The company’s Hubstaff Talent marketplace connects remote workers with employers. But, while we love the convenience afforded by this gig worker service, there isn’t much else to like.
Since the platform is entirely free for all parties, and workers are only available per hour rather than per deliverable, we conclude that Talent is primarily a tactic to spawn demand for the core Hubstaff platform organically. So, although you don’t need a paid subscription, you’ll undoubtedly face plenty of brazen plugs to fork over cash for the monitoring software.
Further, the talent marketplace is heavily limited in qualification criteria. Whereas Upwork and Fiverr include complex filters, such as verified professional vetting and geographic preferences, Talent pales in comparison.
This absence of criteria is harmful to all parties. For employers, this makes it challenging to source quality talent that perfectly suits your needs quickly. Meanwhile, it does a disservice to workers constantly subjected to price undercutting.
Platforms like Upwork try to stabilize compensation rates by implementing qualification vetting, minimum fees, and personal branding features, among other measures.

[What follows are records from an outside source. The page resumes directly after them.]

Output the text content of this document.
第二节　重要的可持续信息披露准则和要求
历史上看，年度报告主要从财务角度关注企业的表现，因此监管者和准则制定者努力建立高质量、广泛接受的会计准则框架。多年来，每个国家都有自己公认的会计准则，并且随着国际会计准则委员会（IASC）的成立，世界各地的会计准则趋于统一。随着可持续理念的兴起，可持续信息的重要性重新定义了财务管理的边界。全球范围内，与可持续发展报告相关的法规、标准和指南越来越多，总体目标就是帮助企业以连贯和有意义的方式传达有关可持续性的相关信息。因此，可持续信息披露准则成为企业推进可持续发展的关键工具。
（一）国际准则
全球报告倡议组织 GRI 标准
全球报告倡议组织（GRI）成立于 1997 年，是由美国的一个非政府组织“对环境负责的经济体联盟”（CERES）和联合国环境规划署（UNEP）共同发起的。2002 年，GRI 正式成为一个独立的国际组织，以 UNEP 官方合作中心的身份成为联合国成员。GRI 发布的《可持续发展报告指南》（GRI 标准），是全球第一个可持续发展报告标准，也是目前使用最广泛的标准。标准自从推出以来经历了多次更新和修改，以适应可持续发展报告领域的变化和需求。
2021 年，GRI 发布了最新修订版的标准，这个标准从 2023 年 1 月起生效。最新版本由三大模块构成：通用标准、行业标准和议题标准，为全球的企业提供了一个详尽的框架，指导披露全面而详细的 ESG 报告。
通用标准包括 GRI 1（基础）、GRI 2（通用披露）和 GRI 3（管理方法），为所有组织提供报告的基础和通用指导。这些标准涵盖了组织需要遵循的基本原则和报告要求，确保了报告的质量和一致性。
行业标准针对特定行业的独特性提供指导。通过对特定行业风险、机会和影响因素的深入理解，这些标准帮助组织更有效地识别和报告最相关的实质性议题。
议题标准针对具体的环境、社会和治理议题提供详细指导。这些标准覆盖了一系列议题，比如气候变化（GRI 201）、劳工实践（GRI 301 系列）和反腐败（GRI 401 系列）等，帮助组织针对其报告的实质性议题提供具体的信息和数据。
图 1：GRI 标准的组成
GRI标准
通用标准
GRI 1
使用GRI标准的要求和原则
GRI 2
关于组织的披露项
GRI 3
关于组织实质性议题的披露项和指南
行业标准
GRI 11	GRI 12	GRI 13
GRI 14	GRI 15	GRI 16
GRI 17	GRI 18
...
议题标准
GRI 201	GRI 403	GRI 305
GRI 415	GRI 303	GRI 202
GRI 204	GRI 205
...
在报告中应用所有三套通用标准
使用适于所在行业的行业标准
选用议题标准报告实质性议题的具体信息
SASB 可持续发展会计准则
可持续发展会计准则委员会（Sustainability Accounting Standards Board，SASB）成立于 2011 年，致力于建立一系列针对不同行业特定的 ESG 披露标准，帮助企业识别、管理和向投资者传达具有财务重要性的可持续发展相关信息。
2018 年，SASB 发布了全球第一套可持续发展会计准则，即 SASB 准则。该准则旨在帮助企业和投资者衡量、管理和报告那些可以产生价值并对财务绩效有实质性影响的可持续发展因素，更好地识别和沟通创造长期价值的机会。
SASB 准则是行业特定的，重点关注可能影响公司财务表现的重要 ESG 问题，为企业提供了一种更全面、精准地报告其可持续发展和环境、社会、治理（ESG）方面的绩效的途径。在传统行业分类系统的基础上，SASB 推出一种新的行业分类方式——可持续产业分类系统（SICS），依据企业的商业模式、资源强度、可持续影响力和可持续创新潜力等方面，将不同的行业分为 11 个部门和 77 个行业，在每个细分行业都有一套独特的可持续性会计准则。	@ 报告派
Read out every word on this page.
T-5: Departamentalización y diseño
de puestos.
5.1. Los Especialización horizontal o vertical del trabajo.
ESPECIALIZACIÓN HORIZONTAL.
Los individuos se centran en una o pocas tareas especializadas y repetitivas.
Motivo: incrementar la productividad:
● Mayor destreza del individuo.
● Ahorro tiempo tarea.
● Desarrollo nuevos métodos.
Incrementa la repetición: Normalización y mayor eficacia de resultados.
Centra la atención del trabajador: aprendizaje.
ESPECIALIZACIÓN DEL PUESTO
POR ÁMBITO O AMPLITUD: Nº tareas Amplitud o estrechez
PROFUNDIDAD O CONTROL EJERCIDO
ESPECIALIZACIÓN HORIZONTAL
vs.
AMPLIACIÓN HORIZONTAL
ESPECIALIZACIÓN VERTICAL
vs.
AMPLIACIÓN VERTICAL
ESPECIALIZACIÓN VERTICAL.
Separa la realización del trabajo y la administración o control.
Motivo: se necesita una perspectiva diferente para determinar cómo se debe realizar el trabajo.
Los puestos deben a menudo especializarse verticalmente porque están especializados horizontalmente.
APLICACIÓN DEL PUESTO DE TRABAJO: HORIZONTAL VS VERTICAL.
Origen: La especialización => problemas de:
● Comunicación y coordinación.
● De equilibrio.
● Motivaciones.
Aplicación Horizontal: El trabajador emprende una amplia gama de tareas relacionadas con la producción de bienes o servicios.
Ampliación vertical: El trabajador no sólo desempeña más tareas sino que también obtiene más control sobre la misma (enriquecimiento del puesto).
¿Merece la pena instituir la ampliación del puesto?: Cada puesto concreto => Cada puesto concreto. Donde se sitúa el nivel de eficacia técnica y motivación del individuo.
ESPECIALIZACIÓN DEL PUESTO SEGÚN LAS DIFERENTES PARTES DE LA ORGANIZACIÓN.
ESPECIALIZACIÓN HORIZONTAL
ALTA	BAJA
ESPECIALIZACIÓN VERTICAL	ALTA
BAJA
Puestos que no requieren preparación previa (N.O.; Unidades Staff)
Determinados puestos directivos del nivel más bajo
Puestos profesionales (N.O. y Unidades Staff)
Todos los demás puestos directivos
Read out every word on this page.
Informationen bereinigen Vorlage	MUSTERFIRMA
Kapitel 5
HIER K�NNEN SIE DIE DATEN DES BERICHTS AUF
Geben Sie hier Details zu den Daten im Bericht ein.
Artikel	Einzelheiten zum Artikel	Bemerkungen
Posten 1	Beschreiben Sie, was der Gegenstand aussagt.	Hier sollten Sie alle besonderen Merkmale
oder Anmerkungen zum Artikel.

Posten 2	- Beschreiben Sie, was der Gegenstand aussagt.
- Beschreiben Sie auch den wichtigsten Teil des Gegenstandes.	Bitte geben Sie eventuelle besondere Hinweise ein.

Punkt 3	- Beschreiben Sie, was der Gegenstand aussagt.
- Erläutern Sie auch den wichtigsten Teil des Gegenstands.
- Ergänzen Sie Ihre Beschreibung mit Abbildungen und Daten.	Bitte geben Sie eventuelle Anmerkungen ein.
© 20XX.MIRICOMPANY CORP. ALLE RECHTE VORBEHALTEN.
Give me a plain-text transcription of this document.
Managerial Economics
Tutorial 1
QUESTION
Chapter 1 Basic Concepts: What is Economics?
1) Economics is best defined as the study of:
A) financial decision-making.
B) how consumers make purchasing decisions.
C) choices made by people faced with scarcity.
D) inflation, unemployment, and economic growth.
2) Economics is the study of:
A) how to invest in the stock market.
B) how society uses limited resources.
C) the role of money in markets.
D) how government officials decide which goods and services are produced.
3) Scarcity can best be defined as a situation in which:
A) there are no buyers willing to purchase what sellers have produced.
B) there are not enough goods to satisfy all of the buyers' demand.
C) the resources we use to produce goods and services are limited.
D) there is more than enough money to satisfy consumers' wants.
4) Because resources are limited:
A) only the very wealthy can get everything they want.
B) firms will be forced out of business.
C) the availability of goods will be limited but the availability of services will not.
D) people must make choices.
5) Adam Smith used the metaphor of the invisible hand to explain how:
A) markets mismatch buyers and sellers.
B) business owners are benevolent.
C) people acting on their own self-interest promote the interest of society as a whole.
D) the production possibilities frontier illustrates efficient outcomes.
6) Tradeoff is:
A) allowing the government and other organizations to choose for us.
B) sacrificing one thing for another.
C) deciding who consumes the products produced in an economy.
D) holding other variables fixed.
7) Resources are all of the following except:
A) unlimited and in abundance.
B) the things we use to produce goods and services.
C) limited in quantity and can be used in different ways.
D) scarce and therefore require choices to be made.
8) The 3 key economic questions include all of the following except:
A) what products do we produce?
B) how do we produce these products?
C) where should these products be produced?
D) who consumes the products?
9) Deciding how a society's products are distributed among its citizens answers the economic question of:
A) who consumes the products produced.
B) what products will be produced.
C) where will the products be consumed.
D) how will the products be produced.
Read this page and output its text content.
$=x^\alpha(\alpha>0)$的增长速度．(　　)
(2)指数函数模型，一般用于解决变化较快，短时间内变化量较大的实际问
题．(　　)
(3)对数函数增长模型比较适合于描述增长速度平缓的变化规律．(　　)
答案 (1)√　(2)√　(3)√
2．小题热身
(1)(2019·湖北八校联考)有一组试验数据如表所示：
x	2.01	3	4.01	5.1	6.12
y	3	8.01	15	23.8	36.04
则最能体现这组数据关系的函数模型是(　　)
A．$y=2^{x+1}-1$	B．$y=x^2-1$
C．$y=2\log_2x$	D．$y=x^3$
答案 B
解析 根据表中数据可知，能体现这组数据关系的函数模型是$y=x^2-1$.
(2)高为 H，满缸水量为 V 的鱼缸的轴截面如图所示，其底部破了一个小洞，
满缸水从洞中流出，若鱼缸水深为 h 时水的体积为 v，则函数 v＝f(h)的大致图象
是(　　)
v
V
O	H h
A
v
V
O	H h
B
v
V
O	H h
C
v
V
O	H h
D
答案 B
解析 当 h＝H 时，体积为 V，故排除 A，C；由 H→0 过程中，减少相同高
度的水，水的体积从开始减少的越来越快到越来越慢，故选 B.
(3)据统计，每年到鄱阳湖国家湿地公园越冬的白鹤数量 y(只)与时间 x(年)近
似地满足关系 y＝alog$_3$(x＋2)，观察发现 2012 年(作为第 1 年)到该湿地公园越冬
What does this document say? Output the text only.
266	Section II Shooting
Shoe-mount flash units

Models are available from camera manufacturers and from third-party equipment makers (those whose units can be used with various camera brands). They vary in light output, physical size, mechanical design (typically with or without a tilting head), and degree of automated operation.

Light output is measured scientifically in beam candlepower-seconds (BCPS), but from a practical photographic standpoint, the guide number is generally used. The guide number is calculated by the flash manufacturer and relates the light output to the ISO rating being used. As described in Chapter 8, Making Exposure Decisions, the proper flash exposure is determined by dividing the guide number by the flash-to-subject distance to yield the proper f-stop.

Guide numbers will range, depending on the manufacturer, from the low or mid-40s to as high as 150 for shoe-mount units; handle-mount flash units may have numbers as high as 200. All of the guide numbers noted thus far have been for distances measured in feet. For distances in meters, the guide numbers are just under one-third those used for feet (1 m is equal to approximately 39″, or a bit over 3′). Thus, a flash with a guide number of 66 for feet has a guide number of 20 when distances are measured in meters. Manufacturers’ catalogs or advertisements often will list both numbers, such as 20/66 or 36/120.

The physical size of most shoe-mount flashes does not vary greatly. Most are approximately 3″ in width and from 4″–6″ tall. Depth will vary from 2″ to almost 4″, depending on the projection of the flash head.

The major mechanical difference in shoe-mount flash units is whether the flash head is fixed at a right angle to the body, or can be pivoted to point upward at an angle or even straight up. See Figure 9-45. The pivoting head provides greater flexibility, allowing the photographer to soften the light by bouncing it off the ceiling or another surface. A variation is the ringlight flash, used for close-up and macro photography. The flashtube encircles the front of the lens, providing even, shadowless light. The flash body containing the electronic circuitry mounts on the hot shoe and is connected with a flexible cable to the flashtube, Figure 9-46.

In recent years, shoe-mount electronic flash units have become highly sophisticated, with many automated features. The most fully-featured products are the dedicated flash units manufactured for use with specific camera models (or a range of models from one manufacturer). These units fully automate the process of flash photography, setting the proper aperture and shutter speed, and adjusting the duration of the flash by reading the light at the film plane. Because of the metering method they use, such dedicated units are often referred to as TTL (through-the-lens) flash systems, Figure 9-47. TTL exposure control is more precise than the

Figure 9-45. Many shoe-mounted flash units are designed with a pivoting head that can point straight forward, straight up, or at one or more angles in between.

Hubstaff Talent, however, has no such considerations.
Sadly, this advances the widespread concern of freelancers constantly getting undercut in price and unable to eke out a fair wage for their locality. As a result, even highly sought-after hard skills, such as software engineering, are selling for as little as $2 an hour. We simply don’t approve of this ethically questionable practice.
Overall, we think Talent is worth skipping due to its limited value and questionable purpose.